TANEJEV, SERGEI (1856 – 1915): LYRISCH CONTRAPUNTICUS
Tanejev studeerde in Moskou harmonie, instrumentatie en compositie bij Langer en Tschaikovsky en piano bij N. Rubinstein. Als pianist debuteerde hij in 1875, waarna hij enige tijd als concertpianist werkzaam was. Na een verblijf in Parijs volgde hij Tschaikovsky op als harmonieleraar (1878) en na de dood van Rubinstein in 1881 nam hij ook diens pianoklas over. Van 1885 tot 1889 was hij directeur van het conservatorium, daarna bleef hij aan als docent contrapunt.
Tot Tanejevs leerlingen behoren Scriabin, Medtner, Rachmaninov, Glière, Gretsjaninov en Miaskovsky.

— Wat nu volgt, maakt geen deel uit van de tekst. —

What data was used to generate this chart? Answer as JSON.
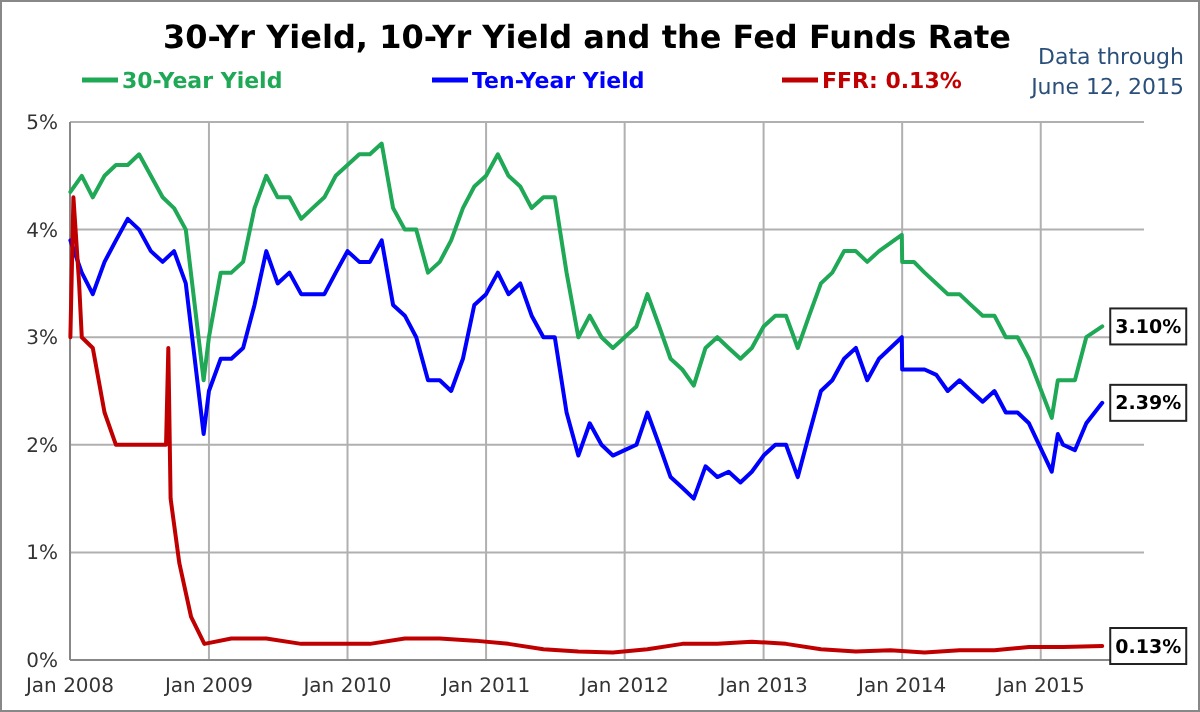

Tanejevs compositorische werk omvat vier symfonieën, kamermuziek (waaronder acht strijkkwartetten), pianomuziek, liederen op tekst van Polonsky, de cantate Johannes van Damascus (1884) en de opera Oresteja naar Aischilos (1895). Als zijn beste werk geldt algemeen Po protsjtenii psalma (‘Na het doorlezen van een psalm’), een tweede cantate uit 1915 op tekst van Sjomjakov. Tanejevs muziek is overheersend lyrisch, maar wel met een sterk contrapuntische en polyfone inslag. Hij schreef niet voor niets een leerboek over imiterend contrapunt in 1909 en een onvoltooid studiewerk over canon en fuga.
Selectieve discografie
Symfonieën nr. 2 en 4. Russisch Staatsorkest o.l.v. Valeri Polyansky. Chandos CHAN 9998.
Pianokwintet; Pianotrio. Vadim Repin, Ilya Gringolts, Nobuko Imai, Lynn Harrell en Mikhael Pletnev. DG 477.5419.
Cantate nr. 2. Po protsjtenii psalma. Solisten, koor en Russisch nationaal orkest o.l.v. Mikhail Pletnev. Pentatone PTC 5186-038.
Johannes van Damascus. Solisten, het Moskou’s staatskoor en het Russisch nationaal orkest o.l.v. Mikhail Pletnev. DG 471.029-2.